Faire- Faire started a few years back and you have probably seen ads for them on Instagram or Facebook. It has become pretty saturated at this point, and I believe it is pretty hard to get accepted onto their platform. I have talked a lot about Faire on Instagram before, and there are many pros to being on the platform and many cons. Currently I find the pros outweigh the cons, but I am not sure that will be the case forever. Faire does a lot of the heavy lifting, and for that they charge a hefty commission fee. The first order you receive from a shop comes with a 25% fee going to Faire, meaning if someone places an order for $100 with of goods (at already wholesale pricing), Faire is going to take $25 of that as their fee. Following orders from the same account Faire takes a 15% fee. Remember they do all the heavy lifting for you, and you probably would never have gotten an order from that account had they not found you on Faire (this is also why pricing appropriately is so important). They offer some really amazing Net Terms for shops, as well as shipping deals. If I was a store owner I would do a lot of my shopping via Faire. My big issue is with their return policy, allowing stores to return any items from their first order up to 60 days after they receive their order. You don't receive that item back, Faire goes on to sell it at a discounted price and you have no idea who ends up buying it. I don't love not knowing who is carrying my products in their shop, and sometimes shops have terrible reasons for returning items, such as a shop who returned an entire order of my plant hangers the day she got them because my hang tags mention I donate to Planned Parenthood, which is prominently written all over every description and my profile on Faire. Alas, can't win them all.

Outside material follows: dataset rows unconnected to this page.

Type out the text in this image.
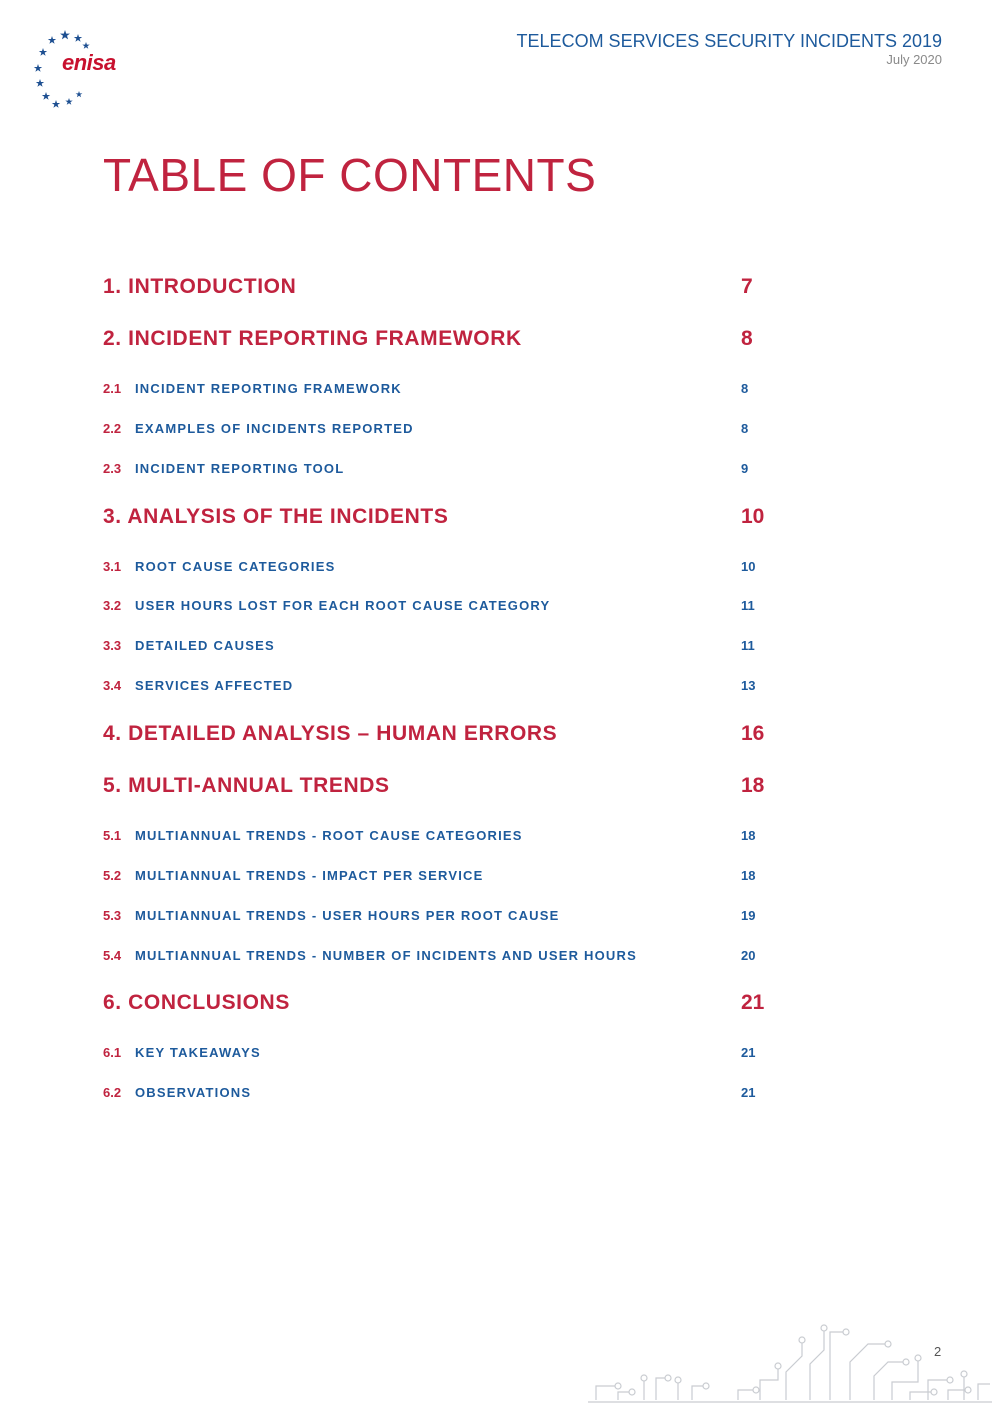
enisa
TELECOM SERVICES SECURITY INCIDENTS 2019
July 2020
TABLE OF CONTENTS
1. INTRODUCTION	7
2. INCIDENT REPORTING FRAMEWORK	8
2.1 INCIDENT REPORTING FRAMEWORK	8
2.2 EXAMPLES OF INCIDENTS REPORTED	8
2.3 INCIDENT REPORTING TOOL	9
3. ANALYSIS OF THE INCIDENTS	10
3.1 ROOT CAUSE CATEGORIES	10
3.2 USER HOURS LOST FOR EACH ROOT CAUSE CATEGORY	11
3.3 DETAILED CAUSES	11
3.4 SERVICES AFFECTED	13
4. DETAILED ANALYSIS – HUMAN ERRORS	16
5. MULTI-ANNUAL TRENDS	18
5.1 MULTIANNUAL TRENDS - ROOT CAUSE CATEGORIES	18
5.2 MULTIANNUAL TRENDS - IMPACT PER SERVICE	18
5.3 MULTIANNUAL TRENDS - USER HOURS PER ROOT CAUSE	19
5.4 MULTIANNUAL TRENDS - NUMBER OF INCIDENTS AND USER HOURS	20
6. CONCLUSIONS	21
6.1 KEY TAKEAWAYS	21
6.2 OBSERVATIONS	21
2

Bulletin is a much newer platform, but seems to be very beautifully curated, and comes with only a 5% commission fee on orders. I have only had a handful of orders on the platform at this point, and they seem to be working out some back end interface issues, but so far I am pleasantly surprised and happy with it.
I have yet to attend a tradeshow for my business. I have gone back and forth deciding if it is something worth it for me, and at this point the cost of entry is just a bit too high for me. It may be something you want to look into for your business though, just be aware booth fees tend to range from $4-7k.
The bottom line.....
The bottom line is you need to approach wholesale like you would any other facet of your business, do your research, understand the opportunity, and make a plan. Wholesale is not for everyone, I don't even know if it will be for me forever. Currently it is a HUGE part of my business and how I make money to live. Wholesale can put your brand in front of a lot of customers, and can be a truly beneficial tool to growing your brand. I hope this helps you get started tackling wholesale for your business, or maybe makes you realize wholesale isn't for you, or helps you grow your current wholesale.